ACC costs were calculated by summing payments made for medical expenses (from ACC records) and compensation for income loss (from IR records). All medical expenses costs were allocated to the year in which the accident occurred. Compensation was allocated to the year in which the compensation was paid.

Social support

Benefit costs were calculated by summing the Tier 1 (as previously defined) benefit payments from the IR tables (which record actual amount paid) and Tier 2 (payments and allowances such as housing supplements and child disability allowances) entitlements from MSD Benefit Dynamics Dataset tables (which record entitlement: actual amount paid is not available for Tier 2 benefits).

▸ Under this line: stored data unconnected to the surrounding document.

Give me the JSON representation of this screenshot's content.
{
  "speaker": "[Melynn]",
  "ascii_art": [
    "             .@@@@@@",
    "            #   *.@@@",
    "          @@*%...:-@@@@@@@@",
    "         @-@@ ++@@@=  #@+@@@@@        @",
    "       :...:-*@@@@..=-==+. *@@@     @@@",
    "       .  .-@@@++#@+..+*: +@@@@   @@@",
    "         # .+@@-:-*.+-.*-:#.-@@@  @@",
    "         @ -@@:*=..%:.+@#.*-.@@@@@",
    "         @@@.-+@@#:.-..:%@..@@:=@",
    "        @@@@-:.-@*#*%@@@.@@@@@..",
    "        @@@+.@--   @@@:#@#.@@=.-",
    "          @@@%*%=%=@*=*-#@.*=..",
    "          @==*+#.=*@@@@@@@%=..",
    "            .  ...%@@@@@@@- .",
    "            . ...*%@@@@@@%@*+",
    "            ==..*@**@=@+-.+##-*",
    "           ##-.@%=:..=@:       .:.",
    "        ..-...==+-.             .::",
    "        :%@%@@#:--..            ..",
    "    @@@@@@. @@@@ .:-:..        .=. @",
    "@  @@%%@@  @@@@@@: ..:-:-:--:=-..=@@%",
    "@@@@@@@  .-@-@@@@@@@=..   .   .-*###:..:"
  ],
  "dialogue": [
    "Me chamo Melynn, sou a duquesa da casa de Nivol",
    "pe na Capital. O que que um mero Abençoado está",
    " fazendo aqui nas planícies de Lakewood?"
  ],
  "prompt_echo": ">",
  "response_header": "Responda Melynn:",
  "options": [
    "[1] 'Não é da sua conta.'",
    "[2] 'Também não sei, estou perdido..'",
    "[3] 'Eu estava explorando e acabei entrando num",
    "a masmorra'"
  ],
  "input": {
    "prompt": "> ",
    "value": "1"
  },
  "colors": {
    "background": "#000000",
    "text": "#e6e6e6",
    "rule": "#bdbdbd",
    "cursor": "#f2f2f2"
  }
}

Social housing costs included total government rent subsidies for social housing, calculated from the Kāinga Ora tables in the IDI. The total social housing cost was allocated to the person who was the main applicant on the social housing application. Therefore, individuals living in social housing where they were not the main applicant on the application (eg, if they were the partner of the main applicant) will not have social housing costs recorded.

Justice sector

Justice costs were taken directly from the Ministry of Justice and Department of Corrections data collections in the IDI. Costs included government costs for charges, court proceedings, imprisonment and other sentences. Where a sentence lasted more than a year, only the current year of costs was included.

Total government costs

This was calculated as the sum of all health, social support and justice sector costs.

Demographics

Age (18–24, 25–34, 35–44, 45–54, 55–64 years), sex (male/female) and ethnicity were sourced from the personal detail table in the IDI. Ethnicity was recorded in total response format (so an individual can identify with more than one ethnic group) and, for this study, restricted to Level 1 groupings (European, Māori, Pacific, Asian). The Middle Eastern, Latin American and African (MELAA) and Other ethnic categorisations had small counts and were therefore not used in this study.

Procedure

Data were accessed from the September 2017 refresh of the IDI. Data were extracted using SAS version 7.1[[29]] and analysed using R version 3.6.1[[30]] and Stata/MP version 15.[[31]] Random rounding to base 3 was applied to all counts, in adherence to Stats NZ confidentiality requirements.

Statistical analysis

Calculation of prevalence

Schizophrenia prevalence was calculated as the proportion of the New Zealand IDI-ERP of 18 to 64 year olds for 2015 who had a schizophrenia diagnosis identified any time until 31 December 2015. Prevalence was calculated overall and by sex, age and ethnicity. Odds ratios (ORs) were generated using logistic regressions for each sociodemographic sub-group. ORs for ethnicity were adjusted for age and sex to take account of differences in population structure between ethnic groups.

Analytical sample

The analytical sample for the outcomes analysis contained a schizophrenia group defined as all those in the New Zealand IDI-ERP of 18 to 64 year olds for 2015 with a schizophrenia diagnosis for at least two years on or prior to 31 December 2013, and who had complete data on the matching variables of age, sex and ethnicity. We restricted the sample to individuals with at least a two-year history of schizophrenia in order to exclude impacts that are related to the period of initial diagnosis. To examine whether a longer delay from diagnosis to outcomes might be required, a sensitivity analysis was run on an alternative schizophrenia population whose diagnosis was recorded on or prior to 31 December 2010 (indicating they had been living with schizophrenia for at least five years). Results were not substantively different to those from the main analysis (see Appendix Tables 1–6), so we opted to use the two-year restriction as it retains a larger sample size.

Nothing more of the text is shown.